Yann Arthus-Bertrand installe son atelier itinérant à Saint-Brieuc

Yann Arthus-Bertrand installe son atelier itinérant à Saint-Brieuc
Yann Arthus-Bertrand installe son atelier itinérant à Saint-Brieuc

Yann Arthus-Bertrand, parlez-nous de votre projet « Les Français et ceux qui vivent en France ». Que recherchez-vous à travers ce travail photographique auprès de la population ?
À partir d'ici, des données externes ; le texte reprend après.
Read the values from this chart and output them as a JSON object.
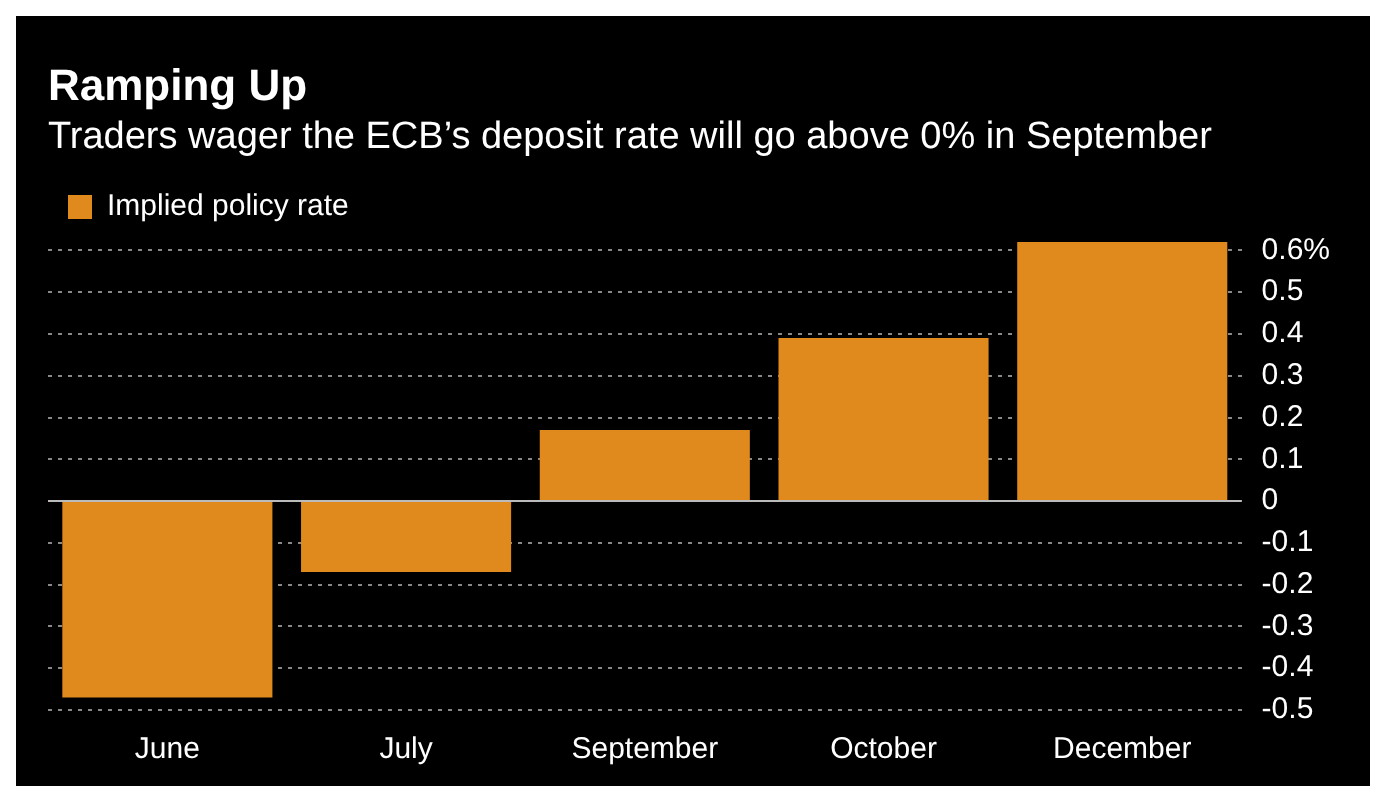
{
  "chart_data": {
    "type": "bar",
    "title": "Ramping Up",
    "subtitle": "Traders wager the ECB’s deposit rate will go above 0% in September",
    "categories": [
      "June",
      "July",
      "September",
      "October",
      "December"
    ],
    "series": [
      {
        "name": "Implied policy rate",
        "color": "#e08a1e",
        "values": [
          -0.47,
          -0.17,
          0.17,
          0.39,
          0.62
        ]
      }
    ],
    "ylim": [
      -0.5,
      0.62
    ],
    "yticks": [
      -0.5,
      -0.4,
      -0.3,
      -0.2,
      -0.1,
      0,
      0.1,
      0.2,
      0.3,
      0.4,
      0.5,
      {
        "value": 0.6,
        "label": "0.6%"
      }
    ],
    "grid": "y",
    "legend": "top left"
  }
}
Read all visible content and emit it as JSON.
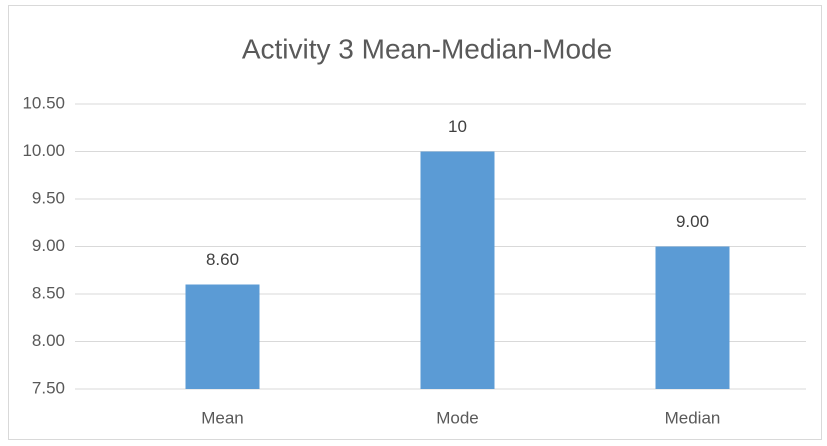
{
  "chart_data": {
    "type": "bar",
    "title": "Activity 3 Mean-Median-Mode",
    "categories": [
      "Mean",
      "Mode",
      "Median"
    ],
    "values": [
      8.6,
      10,
      9
    ],
    "value_labels": [
      "8.60",
      "10",
      "9.00"
    ],
    "color": "#5b9bd5",
    "ylim": [
      7.5,
      10.5
    ],
    "yticks": [
      {
        "value": 7.5,
        "label": "7.50"
      },
      {
        "value": 8,
        "label": "8.00"
      },
      {
        "value": 8.5,
        "label": "8.50"
      },
      {
        "value": 9,
        "label": "9.00"
      },
      {
        "value": 9.5,
        "label": "9.50"
      },
      {
        "value": 10,
        "label": "10.00"
      },
      {
        "value": 10.5,
        "label": "10.50"
      }
    ],
    "grid": true
  }
}
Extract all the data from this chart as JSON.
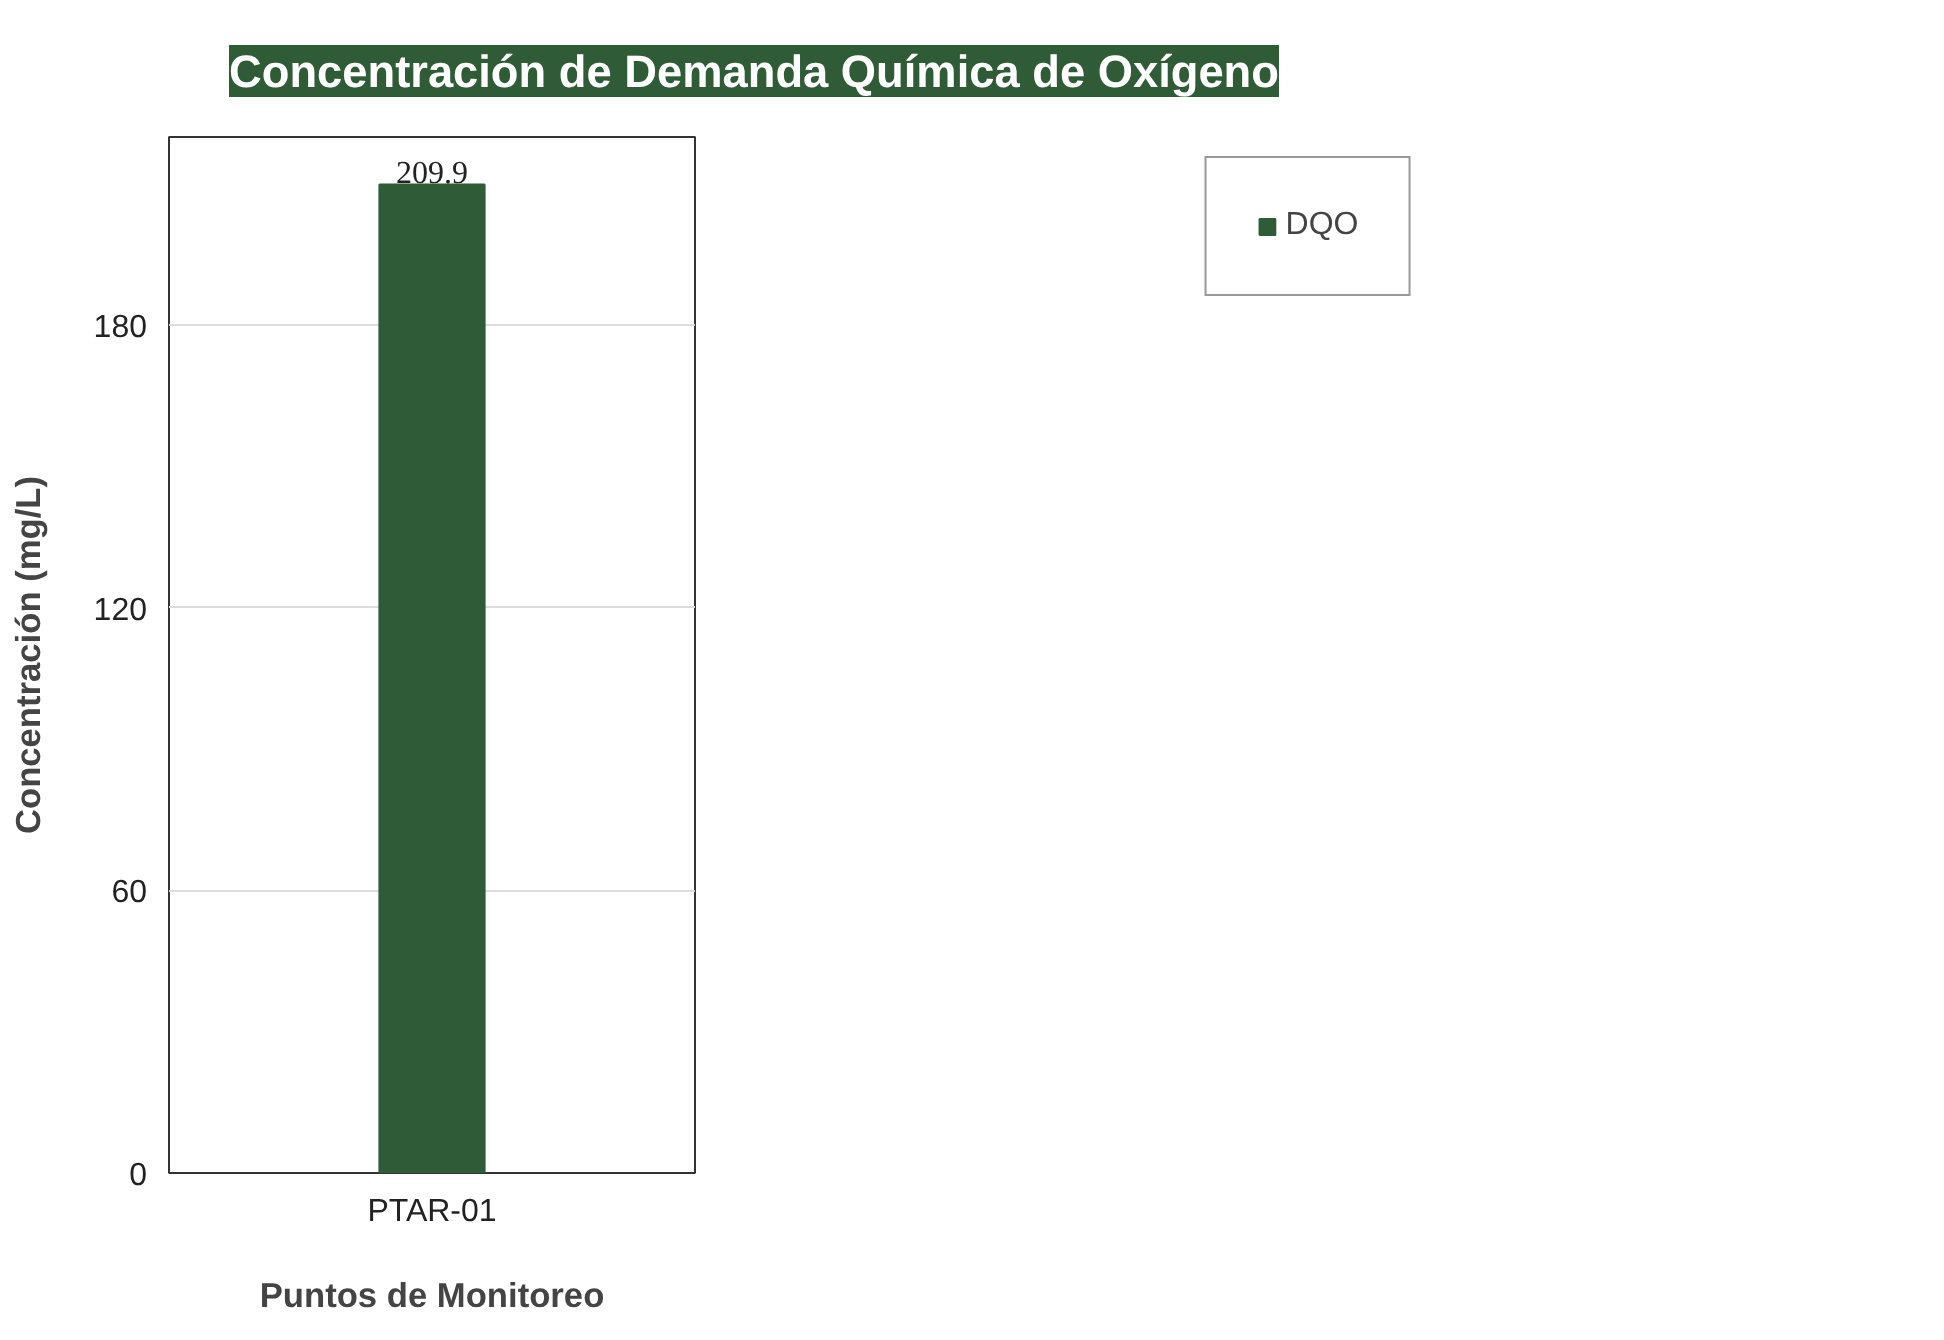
{
  "chart_data": {
    "type": "bar",
    "title": "Concentración de Demanda Química de Oxígeno",
    "xlabel": "Puntos de Monitoreo",
    "ylabel": "Concentración (mg/L)",
    "categories": [
      "PTAR-01"
    ],
    "series": [
      {
        "name": "DQO",
        "color": "#2f5b37",
        "values": [
          209.9
        ]
      }
    ],
    "ylim": [
      0,
      220
    ],
    "yticks": [
      0,
      60,
      120,
      180
    ],
    "grid": "y",
    "legend": "top right",
    "data_labels": true
  }
}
C’est un projet lancé il y a une trentaine d’années pour L’Express mais qui a démarré doucement. Après avoir pris entre 200 et 300 photos pour ce journal, j’ai mis ce projet entre parenthèses, tout en le gardant dans un coin de ma tête. Entre-temps, j’ai réalisé « La Terre vue du ciel », des émissions de télévision, des films.
Puis il y a deux ans, j’ai eu envie de revenir à la photographie. J’ai rencontré Hervé Le Bras, démographe de renom, et j’ai décidé d’aller au bout de ce travail. J’aime ces projets qui nous dépassent. Nous sommes un peu prétentieux, voire mégalo (il rit). Mais l’idée est de photographier les Français. Nous en avons déjà photographié 17 000 à travers la France dans ces studios mobiles. Une grande exposition est prévue fin 2025 à Paris et dans les villes où nous nous sommes arrêtés. L’idée est de donner du corps aux chiffres de l’Insee, de faire le point sur la France aujourd’hui, en photos et en texte.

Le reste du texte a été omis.